MUA: Mobile Ultra-detailed Animatable Avatars
Heming Zhu, Guoxing Sun, Marc Habermann
TLDR
MUA enables ultra-detailed, animatable avatars for mobile devices by using a novel representation that drastically reduces computational cost and model size.
Key contributions
- Introduces "Wavelet-guided Multi-level Spatial Factorized Blendshapes" for efficient, high-fidelity avatars.
- Achieves 2000X lower computational cost and 10X smaller model size than high-quality teacher models.
- Preserves ultra-high fidelity, dynamics, and appearance details comparable to server-class models.

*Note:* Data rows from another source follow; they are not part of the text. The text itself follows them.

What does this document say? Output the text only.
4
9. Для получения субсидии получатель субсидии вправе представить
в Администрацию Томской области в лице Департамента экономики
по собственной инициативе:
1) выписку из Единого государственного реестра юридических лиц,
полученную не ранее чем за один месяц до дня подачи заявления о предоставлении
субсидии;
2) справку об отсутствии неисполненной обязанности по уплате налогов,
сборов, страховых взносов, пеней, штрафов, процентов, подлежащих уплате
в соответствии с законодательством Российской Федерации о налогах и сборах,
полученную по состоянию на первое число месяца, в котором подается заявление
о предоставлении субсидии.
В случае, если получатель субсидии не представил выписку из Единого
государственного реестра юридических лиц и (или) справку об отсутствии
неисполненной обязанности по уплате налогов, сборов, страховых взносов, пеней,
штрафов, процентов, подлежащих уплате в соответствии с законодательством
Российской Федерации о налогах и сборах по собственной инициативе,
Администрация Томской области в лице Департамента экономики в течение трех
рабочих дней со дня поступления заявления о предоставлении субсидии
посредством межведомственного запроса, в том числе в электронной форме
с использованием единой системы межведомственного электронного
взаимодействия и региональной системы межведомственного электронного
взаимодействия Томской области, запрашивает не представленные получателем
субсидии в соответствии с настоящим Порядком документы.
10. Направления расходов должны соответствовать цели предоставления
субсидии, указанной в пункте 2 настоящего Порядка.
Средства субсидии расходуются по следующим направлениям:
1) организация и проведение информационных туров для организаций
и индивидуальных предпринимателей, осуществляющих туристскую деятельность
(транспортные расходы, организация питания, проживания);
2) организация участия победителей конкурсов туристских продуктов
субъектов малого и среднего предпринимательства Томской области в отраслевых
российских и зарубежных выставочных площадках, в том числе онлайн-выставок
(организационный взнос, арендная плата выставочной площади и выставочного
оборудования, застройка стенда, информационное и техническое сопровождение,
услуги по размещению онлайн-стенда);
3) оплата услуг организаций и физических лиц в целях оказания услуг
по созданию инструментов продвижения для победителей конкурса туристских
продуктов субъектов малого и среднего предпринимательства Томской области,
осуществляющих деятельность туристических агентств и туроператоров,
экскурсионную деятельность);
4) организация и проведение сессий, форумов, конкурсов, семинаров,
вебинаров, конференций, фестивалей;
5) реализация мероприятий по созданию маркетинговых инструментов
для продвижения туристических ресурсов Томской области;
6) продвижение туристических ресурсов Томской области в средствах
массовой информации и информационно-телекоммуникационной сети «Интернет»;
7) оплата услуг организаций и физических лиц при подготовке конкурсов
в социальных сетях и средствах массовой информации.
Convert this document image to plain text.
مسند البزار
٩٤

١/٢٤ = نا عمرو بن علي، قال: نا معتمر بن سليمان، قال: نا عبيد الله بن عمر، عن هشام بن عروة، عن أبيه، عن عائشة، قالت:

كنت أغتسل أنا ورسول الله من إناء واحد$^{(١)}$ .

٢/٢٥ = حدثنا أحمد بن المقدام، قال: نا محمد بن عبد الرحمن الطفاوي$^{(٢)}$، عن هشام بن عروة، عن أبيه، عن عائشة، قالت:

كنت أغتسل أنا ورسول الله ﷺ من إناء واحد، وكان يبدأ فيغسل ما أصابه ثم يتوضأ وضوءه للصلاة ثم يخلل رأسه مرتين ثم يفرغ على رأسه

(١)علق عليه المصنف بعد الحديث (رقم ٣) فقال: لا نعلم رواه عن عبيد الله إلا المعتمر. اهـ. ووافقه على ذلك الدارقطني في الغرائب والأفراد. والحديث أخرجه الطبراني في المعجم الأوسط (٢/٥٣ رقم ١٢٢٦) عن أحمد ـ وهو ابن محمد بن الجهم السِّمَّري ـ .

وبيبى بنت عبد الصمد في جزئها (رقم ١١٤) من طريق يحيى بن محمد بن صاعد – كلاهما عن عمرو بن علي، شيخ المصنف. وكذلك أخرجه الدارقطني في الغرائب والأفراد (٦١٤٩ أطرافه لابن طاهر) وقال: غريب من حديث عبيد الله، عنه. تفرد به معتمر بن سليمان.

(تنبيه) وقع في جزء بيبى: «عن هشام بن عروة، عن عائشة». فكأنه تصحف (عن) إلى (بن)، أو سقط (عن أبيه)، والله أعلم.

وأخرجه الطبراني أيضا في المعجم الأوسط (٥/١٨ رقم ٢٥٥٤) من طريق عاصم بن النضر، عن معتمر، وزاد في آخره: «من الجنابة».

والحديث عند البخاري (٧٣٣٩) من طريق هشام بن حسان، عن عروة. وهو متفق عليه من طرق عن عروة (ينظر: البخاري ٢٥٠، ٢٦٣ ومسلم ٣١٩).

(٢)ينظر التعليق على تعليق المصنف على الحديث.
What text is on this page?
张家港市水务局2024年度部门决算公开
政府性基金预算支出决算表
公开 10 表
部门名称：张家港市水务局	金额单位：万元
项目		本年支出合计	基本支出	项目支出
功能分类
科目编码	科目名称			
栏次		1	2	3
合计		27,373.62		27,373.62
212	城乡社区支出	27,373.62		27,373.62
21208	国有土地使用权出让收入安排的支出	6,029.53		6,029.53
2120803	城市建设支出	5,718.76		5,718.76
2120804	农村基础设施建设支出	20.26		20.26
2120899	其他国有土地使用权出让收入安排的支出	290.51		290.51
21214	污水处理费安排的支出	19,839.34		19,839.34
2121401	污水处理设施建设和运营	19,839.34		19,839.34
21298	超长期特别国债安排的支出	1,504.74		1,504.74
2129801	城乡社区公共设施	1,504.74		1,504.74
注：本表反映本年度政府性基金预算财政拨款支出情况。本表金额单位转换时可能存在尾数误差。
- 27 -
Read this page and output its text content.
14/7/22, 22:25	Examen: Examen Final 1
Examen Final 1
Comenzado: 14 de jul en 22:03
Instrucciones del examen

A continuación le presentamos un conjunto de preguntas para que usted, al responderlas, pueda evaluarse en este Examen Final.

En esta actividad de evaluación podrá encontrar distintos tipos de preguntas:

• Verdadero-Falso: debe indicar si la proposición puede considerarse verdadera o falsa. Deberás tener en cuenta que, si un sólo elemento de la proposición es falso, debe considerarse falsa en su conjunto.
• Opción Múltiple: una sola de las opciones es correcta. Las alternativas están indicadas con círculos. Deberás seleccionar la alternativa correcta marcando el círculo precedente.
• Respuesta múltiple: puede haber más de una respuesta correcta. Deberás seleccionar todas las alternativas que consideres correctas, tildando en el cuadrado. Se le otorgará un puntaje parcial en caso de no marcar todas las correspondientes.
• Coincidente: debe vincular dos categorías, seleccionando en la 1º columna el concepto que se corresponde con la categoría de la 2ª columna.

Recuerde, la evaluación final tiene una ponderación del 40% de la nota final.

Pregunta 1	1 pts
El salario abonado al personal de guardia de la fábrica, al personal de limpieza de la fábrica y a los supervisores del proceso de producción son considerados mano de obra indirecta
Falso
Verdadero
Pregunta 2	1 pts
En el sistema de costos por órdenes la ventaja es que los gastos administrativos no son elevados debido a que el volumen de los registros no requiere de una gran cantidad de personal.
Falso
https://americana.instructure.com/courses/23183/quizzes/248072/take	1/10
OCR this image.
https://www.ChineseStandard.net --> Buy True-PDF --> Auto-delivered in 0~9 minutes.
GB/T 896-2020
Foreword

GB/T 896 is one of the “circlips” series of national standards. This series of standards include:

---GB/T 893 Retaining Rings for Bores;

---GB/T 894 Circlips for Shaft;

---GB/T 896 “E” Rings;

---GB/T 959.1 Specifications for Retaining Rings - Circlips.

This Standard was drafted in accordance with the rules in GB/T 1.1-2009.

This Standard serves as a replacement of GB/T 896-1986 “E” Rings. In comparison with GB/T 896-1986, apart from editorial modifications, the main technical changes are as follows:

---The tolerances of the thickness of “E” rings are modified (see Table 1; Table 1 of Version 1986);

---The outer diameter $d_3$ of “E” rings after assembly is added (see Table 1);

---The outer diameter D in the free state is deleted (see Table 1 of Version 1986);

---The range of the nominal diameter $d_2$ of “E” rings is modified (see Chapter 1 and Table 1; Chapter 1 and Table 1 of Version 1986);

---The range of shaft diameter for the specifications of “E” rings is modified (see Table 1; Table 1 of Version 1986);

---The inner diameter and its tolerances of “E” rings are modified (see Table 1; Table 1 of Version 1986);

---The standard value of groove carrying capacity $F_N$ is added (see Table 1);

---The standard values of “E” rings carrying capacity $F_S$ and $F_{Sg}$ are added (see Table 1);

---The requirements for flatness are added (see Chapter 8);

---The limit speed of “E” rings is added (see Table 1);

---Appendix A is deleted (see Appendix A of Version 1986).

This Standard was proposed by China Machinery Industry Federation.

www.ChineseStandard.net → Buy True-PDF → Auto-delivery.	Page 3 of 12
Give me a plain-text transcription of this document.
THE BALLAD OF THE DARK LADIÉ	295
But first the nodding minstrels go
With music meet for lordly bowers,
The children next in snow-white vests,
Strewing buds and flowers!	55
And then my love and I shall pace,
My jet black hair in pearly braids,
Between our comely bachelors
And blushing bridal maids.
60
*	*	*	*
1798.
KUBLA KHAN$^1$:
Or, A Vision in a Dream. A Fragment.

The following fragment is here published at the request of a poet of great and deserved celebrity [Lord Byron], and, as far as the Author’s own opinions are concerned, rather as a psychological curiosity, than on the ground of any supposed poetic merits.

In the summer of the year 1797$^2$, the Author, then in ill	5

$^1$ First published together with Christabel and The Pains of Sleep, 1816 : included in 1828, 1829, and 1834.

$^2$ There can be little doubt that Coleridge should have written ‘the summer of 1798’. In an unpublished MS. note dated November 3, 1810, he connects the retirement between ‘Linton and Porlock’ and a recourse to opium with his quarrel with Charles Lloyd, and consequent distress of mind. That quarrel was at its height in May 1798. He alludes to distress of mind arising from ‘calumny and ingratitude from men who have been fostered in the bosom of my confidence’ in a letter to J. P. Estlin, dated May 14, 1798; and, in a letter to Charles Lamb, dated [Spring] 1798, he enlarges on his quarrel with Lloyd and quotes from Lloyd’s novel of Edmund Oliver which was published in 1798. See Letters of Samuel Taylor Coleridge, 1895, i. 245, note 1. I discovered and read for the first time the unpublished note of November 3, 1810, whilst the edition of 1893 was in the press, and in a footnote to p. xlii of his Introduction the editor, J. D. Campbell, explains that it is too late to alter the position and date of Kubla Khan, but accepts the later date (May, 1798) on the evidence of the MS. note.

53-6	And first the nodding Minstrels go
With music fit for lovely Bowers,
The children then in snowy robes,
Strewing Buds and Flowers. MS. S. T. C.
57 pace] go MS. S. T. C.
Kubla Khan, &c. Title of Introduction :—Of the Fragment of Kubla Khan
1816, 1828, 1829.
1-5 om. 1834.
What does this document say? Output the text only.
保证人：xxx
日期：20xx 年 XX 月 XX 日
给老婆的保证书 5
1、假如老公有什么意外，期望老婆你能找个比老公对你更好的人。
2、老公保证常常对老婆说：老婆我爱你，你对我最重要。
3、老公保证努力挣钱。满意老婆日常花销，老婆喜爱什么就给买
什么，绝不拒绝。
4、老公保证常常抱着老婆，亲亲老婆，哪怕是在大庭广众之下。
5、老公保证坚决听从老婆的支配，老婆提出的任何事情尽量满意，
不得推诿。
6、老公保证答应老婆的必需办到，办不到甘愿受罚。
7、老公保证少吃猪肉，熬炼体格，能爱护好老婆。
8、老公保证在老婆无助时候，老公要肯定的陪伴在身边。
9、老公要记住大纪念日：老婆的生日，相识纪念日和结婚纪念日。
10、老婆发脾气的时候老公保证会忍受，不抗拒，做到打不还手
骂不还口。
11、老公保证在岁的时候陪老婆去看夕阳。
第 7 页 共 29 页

- Enables real-time performance (24 FPS) on standalone mobile VR devices like Meta Quest 3.
Why it matters
Existing high-fidelity avatars are computationally expensive, while lightweight ones lack detail. This paper bridges the gap by enabling ultra-detailed, animatable avatars to run efficiently on mobile devices. This significantly improves the practicality of immersive applications like VR.
Original Abstract
Building photorealistic, animatable full-body digital humans remains a longstanding challenge in computer graphics and vision. Recent advances in animatable avatar modeling have largely progressed along two directions: improving the fidelity of dynamic geometry and appearance, or reducing computational complexity to enable deployment on resource-constrained platforms, e.g., VR headsets. However, existing approaches fail to achieve both goals simultaneously: Ultra-high-fidelity avatars typically require substantial computation on server-class GPUs, whereas lightweight avatars often suffer from limited surface dynamics, reduced appearance details, and noticeable artifacts. To bridge this gap, we propose a novel animatable avatar representation, termed Wavelet-guided Multi-level Spatial Factorized Blendshapes, and a corresponding distillation pipeline that transfers motion-aware clothing dynamics and fine-grained appearance details from a pre-trained ultra-high-quality avatar model into a compact, efficient representation. By coupling multi-level wavelet spectral decomposition with low-rank structural factorization in texture space, our method achieves up to 2000X lower computational cost and a 10X smaller model size than the original high-quality teacher avatar model, while preserving visually plausible dynamics and appearance details closely resemble those of the teacher model. Extensive comparisons with state-of-the-art methods show that our approach significantly outperforms existing avatar approaches designed for mobile settings and achieves comparable or superior rendering quality to most approaches that can only run on servers. Importantly, our representation substantially improves the practicality of high-fidelity avatars for immersive applications, achieving over 180 FPS on a desktop PC and real-time native on-device performance at 24 FPS on a standalone Meta Quest 3.